I sometimes point and ask an employee at my nearby garden center, “Do you know where this plant came from?” The answer is usually something along the lines of “not from around here.” Their plants could be propagated and trucked in from any number of nurseries, from many miles away (sometimes as far away as Oregon — and I live in Virginia). Another downfall is they’ve been previously doused in pesticides so they can legally cross state lines. With today’s grim environmental outlook, these are good reasons to buy local, don’t you think?

So, where are the best places to shop for well-priced, locally grown native species you ask? I recommend checking with your state’s native plant society, your nearby nature center or even your county. These organizations sponsor native plant sales at varying times of the year — and their prices are wonderfully low.
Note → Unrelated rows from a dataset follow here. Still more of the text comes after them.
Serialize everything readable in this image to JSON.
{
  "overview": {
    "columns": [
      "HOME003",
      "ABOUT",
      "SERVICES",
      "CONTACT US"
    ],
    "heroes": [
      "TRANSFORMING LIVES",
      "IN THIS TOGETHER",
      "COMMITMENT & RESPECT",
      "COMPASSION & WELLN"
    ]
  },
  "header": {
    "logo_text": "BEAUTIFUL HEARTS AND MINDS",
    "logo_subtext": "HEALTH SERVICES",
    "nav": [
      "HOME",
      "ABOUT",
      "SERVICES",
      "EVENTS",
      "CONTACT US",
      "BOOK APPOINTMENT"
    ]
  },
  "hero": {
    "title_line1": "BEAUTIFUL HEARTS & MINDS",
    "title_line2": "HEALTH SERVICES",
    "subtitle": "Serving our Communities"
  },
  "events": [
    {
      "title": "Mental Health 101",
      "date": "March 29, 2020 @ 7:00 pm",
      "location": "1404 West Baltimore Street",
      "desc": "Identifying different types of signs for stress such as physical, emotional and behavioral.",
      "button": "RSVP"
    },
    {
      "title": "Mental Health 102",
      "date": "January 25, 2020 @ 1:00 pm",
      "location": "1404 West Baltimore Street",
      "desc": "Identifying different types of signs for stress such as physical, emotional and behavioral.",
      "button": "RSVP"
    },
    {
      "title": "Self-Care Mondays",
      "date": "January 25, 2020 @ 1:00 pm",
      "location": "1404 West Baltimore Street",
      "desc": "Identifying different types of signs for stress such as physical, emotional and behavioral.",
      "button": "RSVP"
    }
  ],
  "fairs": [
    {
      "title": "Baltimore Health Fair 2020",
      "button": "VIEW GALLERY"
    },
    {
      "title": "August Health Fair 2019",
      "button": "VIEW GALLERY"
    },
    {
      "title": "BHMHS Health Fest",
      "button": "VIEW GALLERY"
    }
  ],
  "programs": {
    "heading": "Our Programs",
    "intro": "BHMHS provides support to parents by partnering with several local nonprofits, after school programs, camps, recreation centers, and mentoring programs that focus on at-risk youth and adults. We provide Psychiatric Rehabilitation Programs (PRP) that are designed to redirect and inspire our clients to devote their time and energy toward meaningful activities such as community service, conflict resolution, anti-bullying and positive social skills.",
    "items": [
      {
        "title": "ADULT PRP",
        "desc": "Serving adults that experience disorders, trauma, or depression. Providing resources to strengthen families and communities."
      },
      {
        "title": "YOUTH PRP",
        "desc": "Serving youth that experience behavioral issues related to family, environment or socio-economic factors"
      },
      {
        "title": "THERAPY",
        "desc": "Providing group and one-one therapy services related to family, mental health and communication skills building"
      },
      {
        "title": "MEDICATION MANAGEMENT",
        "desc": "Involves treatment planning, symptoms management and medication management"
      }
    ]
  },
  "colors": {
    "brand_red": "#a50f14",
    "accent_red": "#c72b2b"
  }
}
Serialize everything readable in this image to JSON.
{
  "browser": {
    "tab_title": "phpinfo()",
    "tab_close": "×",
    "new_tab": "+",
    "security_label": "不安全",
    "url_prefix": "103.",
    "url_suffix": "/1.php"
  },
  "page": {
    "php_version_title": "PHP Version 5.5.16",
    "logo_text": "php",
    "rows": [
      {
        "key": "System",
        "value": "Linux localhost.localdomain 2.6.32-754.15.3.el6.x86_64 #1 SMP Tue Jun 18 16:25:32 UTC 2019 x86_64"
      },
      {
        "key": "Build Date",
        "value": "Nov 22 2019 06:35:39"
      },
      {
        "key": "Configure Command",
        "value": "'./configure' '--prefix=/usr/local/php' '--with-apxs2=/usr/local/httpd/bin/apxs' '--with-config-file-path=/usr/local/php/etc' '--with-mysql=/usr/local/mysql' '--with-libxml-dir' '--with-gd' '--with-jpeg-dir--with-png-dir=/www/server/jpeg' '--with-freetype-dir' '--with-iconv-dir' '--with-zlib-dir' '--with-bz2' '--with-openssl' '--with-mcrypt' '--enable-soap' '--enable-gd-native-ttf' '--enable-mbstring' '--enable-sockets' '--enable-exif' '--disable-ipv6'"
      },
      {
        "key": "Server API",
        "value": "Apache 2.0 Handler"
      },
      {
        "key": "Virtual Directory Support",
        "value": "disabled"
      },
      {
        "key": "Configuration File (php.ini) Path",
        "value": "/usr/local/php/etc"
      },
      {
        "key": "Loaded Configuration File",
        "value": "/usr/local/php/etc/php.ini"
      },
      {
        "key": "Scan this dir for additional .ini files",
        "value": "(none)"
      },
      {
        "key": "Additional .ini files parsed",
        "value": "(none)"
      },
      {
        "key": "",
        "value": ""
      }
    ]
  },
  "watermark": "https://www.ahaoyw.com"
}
The plants may be small but as we know from experience, size does matter.


Here in Northern Virginia we are particularly fortunate to have a grower of locally sourced and affordable native plants: Earth Sangha. Their Wild Plant Nursery is my very favorite place to volunteer my time and of course, to shop. More than 250 local-ecotype species are available to the public  and many are considered by Lisa Bright, the energetic co-founder of Earth Sangha, as underused in garden settings. She is more than happy to recommend specific species for your growing conditions.

Lisa and her Earth Sangha family are the driving force behind this progressive non-profit. By permission, they collect seeds from natural areas around the metro DC area and lovingly raise them for natural land restoration and for the gardener. It’s the perfect operation. 

I know when I purchase a plant from Earth Sangha, and I site it correctly, it will do well. Extremely well. I know it didn’t travel clear across the country and that it wasn’t indignantly dug from the wild. I know it’s not a manufactured cultivar that could cause problems for natural areas in the future. I further know it wasn’t drenched in harmful pesticides that could last for years in the potting soil and in the plant itself. It’s a no brainer  a win-win situation for all  me, my pocketbook and our Mother Earth.

Pretty women shop at the Earth Sangha native plant sale.
Shoppers arrive early at one of Earth Sangha’s Spring Open Houses.